Perjuangan ke arah demokratisasi telah menandai berbagai peristiwa sosial dan politik di berbagai belahan dunia selama paruh kedua abad ke  20 yang lalu. Memasuki millennium baru di abad 21 ini, tuntutan demokratisasi ini semakin nyaring disuarakan oleh para pecinta kemanusiaan, keadilan dan perdamaian. Sebuah perjuangan panjang yang sekaligus merupakan proses belajar bagi bangsa-bangsa tersebut untuk semakin dewasa dalam kehidupan berbangsa dan bernegara. Menurut Faisal Siagian, perjuangan menegakkan demokrasi harus memiliki salah satu tujuan utamanya ialah pembentukan masyarakat politik yang demokratis, termasuk di sini pemilihan kepala daerah secara fair dan demokratis melalui mekanisme persaingan secara wajar, sehingga proses politik setelah pemilihan itu masyarakat berada dalam keadaan suasana damai, teratur dan stabil. Demokrasi dapat berkembang bukan hanya karena adanya kepemimpinan yang demokratis saja, melainkan juga karena tingginya partisipasi masyarakat dalam sistem politik nasional dan lokal. (Faisal Siagian, 1995, p.132)

Setidaknya ada tiga ciri dalam suatu sistem pemerintahan yang Demokratis, yaitu : 1- persaingan yang ekstensif untuk menduduki posisi-posisi politis negara melalui pemilihan yang teratur, bebas dan adil; 2- adanya akses untuk partisipasi politik yang menyeluruh sehingga tidak seorang dewasa pun yang tidak dicakupnya; 3- kebebasan pers, kebebasan berserikat dan ditegakkannya hukum, yang cukup untuk menjamin bahwa persaingan dan partisipasi politik tersebut menjadi bermakna dan otentik (Larry Diamond, 1994, p. 10).

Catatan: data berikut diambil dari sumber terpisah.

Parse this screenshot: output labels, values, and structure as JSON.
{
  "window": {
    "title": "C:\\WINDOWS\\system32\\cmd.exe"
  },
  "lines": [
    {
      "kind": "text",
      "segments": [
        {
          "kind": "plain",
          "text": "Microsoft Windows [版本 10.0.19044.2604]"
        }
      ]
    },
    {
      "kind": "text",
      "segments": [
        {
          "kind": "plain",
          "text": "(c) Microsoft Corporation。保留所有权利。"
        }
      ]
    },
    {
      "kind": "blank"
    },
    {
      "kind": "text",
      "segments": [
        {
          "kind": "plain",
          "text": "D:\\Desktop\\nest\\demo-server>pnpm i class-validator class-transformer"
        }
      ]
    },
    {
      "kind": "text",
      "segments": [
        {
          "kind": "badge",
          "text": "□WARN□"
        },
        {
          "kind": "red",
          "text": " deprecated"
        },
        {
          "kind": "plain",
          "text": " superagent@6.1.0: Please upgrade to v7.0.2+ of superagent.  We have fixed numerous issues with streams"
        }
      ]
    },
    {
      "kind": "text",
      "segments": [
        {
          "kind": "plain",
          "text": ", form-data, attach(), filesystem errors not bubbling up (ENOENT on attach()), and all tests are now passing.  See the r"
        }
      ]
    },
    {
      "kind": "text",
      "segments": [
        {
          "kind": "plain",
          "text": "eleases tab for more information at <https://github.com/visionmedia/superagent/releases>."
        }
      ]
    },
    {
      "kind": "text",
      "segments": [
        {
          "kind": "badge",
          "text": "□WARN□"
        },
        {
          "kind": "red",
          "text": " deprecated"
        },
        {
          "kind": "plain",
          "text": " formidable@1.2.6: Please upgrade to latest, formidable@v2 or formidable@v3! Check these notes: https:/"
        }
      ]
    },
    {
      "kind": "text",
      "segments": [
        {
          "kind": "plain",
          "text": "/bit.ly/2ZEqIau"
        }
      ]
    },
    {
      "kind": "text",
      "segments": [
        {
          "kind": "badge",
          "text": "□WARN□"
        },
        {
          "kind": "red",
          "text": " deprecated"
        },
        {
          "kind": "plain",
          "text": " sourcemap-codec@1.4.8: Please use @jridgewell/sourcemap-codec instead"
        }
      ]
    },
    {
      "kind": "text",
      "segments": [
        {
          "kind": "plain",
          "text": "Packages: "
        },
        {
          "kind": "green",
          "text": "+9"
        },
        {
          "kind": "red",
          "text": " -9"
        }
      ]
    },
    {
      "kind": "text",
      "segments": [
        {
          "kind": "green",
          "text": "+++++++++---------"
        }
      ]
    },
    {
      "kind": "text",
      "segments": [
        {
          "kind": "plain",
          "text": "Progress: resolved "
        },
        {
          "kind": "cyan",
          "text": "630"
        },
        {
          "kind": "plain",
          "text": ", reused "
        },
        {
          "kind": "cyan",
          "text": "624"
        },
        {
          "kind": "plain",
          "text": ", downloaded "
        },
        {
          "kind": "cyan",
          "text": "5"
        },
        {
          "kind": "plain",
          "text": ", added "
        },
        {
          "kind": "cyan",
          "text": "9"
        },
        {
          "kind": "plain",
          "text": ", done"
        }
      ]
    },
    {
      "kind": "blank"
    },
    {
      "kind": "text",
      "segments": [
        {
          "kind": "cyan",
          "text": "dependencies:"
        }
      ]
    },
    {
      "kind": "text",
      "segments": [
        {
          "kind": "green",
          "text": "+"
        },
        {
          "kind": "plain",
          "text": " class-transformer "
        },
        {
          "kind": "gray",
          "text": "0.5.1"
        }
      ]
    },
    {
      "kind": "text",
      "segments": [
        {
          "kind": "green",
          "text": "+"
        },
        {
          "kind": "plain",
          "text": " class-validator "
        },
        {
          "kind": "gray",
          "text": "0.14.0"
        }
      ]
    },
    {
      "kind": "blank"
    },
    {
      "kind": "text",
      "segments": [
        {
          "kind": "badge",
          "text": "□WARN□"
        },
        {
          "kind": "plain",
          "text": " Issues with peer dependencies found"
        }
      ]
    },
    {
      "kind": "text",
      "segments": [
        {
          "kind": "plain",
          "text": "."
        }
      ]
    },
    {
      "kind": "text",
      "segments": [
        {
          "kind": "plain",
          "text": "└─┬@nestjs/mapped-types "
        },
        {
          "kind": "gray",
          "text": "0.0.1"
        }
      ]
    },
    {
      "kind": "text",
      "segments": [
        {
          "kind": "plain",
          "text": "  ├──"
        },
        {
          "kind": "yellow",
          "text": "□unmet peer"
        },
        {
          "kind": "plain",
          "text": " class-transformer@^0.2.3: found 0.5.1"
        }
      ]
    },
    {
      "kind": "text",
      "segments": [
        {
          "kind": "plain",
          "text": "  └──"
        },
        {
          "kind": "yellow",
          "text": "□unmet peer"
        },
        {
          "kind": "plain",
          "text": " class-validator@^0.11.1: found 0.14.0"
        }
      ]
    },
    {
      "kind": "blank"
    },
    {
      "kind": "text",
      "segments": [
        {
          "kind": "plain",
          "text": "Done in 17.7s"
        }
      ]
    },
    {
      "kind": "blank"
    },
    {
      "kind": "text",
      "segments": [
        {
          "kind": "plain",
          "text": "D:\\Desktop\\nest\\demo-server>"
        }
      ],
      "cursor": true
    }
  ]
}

Dalam perkembangan pemikiran maupun praktek demokrasi di berabagai negara di dunia, telah berkembang berbagai bentuk demokrasi, seperti demokrasi langsung, demokrasi perwakilan, demokrasi konstitusional, demokrasi liberal, demokrasi kapitalis, demokrasi sosial dll.. Namun apapun atribut yang dilekatkan kepada demokrasi, menurut Mangadar Situmorang, yang paling penting diperhatikan adalah bahwa ide-ide dan eksperimen-eksperimen politik tersebut menegaskan adanya sejumlah kriteria universal bagi demokrasi. Kriteria-kriteria tersebut antara lain :

1-       Adanya partisipasi masyarakat dalam pengambilan keputusan, baik secara langsung maupun melalui lembaga-lembaga perwakilan;
2-       Adanya kebebasan berpendapat, berusaha, dan hak milik;
3-       Adanya rule of law yang disepakati dan ditaati oleh setiap lapisan masyarakat, termasuk oleh pemerintah. Hukum harus membatasi kekuasaan penguasa dan melindungi hak-hak rakyat;
4-       Adanya distribusi dan pergantian kekuasaan secara damai. (Mangadar Situmorang, 1995, p. 166)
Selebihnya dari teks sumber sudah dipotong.